Earlier this year Michael Bay announced to the world that the upcoming Ninja Turtles would be aliens, and the internet took a massive collective shit. “Another childhood memory ruined by Michael Bay.” “The Turtles AREN’T Aliens, they are from Earth!” And blah blah blah.

I didn’t care. I’ve become so used to these interpretations and reinventions of the shows of yesteryear that I just didn’t see what the big deal was about changing around the mythology on the Ninja Turles just a little bit. Your childhood is still alive and well in your memories and on DVD. Don’t like the idea for the new movie? Grow up, and move on. It’s just a movie.

Then movie was put on hold, the internet jumped up and down in celebration. Their childhoods were safe, for now. Once again I didn’t care. I knew they could turn the turtles into killer clowns from outer space and it would still probably be better than the time they danced with Vanilla Ice. But I digress.

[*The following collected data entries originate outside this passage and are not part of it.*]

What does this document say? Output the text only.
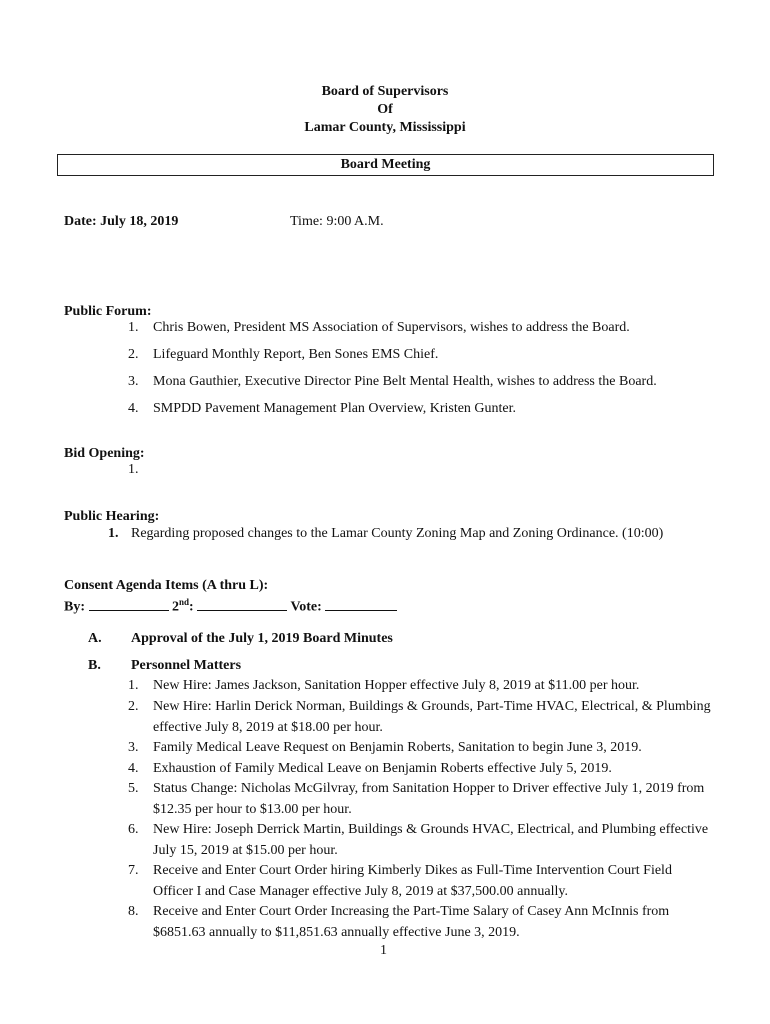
Board of Supervisors
Of
Lamar County, Mississippi
Board Meeting
Date: July 18, 2019	Time: 9:00 A.M.
Public Forum:
1. Chris Bowen, President MS Association of Supervisors, wishes to address the Board.
2. Lifeguard Monthly Report, Ben Sones EMS Chief.
3. Mona Gauthier, Executive Director Pine Belt Mental Health, wishes to address the Board.
4. SMPDD Pavement Management Plan Overview, Kristen Gunter.
Bid Opening:
1.
Public Hearing:
1. Regarding proposed changes to the Lamar County Zoning Map and Zoning Ordinance. (10:00)
Consent Agenda Items (A thru L):
By:	2nd:	Vote:
A. Approval of the July 1, 2019 Board Minutes
B. Personnel Matters
1. New Hire: James Jackson, Sanitation Hopper effective July 8, 2019 at $11.00 per hour.
2. New Hire: Harlin Derick Norman, Buildings & Grounds, Part-Time HVAC, Electrical, & Plumbing effective July 8, 2019 at $18.00 per hour.
3. Family Medical Leave Request on Benjamin Roberts, Sanitation to begin June 3, 2019.
4. Exhaustion of Family Medical Leave on Benjamin Roberts effective July 5, 2019.
5. Status Change: Nicholas McGilvray, from Sanitation Hopper to Driver effective July 1, 2019 from $12.35 per hour to $13.00 per hour.
6. New Hire: Joseph Derrick Martin, Buildings & Grounds HVAC, Electrical, and Plumbing effective July 15, 2019 at $15.00 per hour.
7. Receive and Enter Court Order hiring Kimberly Dikes as Full-Time Intervention Court Field Officer I and Case Manager effective July 8, 2019 at $37,500.00 annually.
8. Receive and Enter Court Order Increasing the Part-Time Salary of Casey Ann McInnis from $6851.63 annually to $11,851.63 annually effective June 3, 2019.
1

This is about Michael Bay being right. Well, kinda right-ish.

When you ask the internet about the Ninja Turtles the first thing that pops into their collective pop culture mind is the animated tv show that started in the late 80s and ran well into the 90s. A close second was the first live action movie. These are the turtles that people hold near and dear to their hearts. These are the turtles that most people are referring to. These are the ones that fan boys feel the need to protect from Michael Bay.

These turtles (mostly the original cartoon) are a far cry from what they were originally based on.

Kevin Eastman and Peter Laird created the first TMNT graphic novel back in 1984 during the independent Black and White comic book rush of the 80s. These turtles weren’t the friendly saturday morning, pizza eating turtles you might be familiar with. These turtles were violent, dark, gritty assassins, who (with the occasional tongue in cheek gag here and there) usually took themselves somewhat seriously. These aren’t the turtles most people remember. These are the ORIGINAL turtles that your precious turtles are based off, and sadly these are the turtles most people don’t know.

Until recently I’ve only read some of the older issues here and there in the early 90s. Despite the Turtles huge popularity, these B&W series where somewhat hard to come across, at least in Puerto Rico. Thankfully IDW has recently released the old B&W books in collected hard bound volumes. As of now they’ve released 3 volumes covering up to issue 19, and a couple spin-off issues. This was the first time I’ve been able to properly read the pre-Saturday morning TMNT.

So other than being dark and gritty, how much more different were they? Oh let’s see.

The first few issues are somewhat standard. We got the Shredder. We got the Mousers. We get Splinter getting kidnapped. We even get an alien race of aliens who control humanoid robot bodies from the stomach (a precursor to Krang from the cartoon). But then by Issue 5 they are transported to another planet where they befriend a robot with a transferred human soul/memory/spirit, get into a alien bar brawl, escape in a spaceship, end up in a space station, fight a bunch of military T-Rex’s in a gladiatorial style arena, then get transported back to Earth, were by issue 7 they learn the truth of their origins. (Pretty wild, ay?)

Turns out the mutagen that transformed these little turtles into the ninjas they are today was actually created by these brain aliens who were hiding amongst the humans. That’s right folks, issue 7, page 21, of the ORIGINAL Teenage Mutant Ninja Turtles tells us that the radioactive goo belonged these aliens. And to be honest, with all that space traveling and fighting they were doing for 3 issues straight, this is probably the most normal thing I’ve read in a few issues.

So while the Turtles themselves aren’t aliens, they are alien-ish in origin. So say what you want about the cartoon series (the first movie follows the original books VERY closely, minus the whole 4 issue space bit), but Michael Bay doesn’t have to do much to ruin the image of your childhood. The cartoon series you hold near and dear to your heart is nothing more than a toned down, skewed, almost tainted version, of one of the wildest graphic novel tales ever told.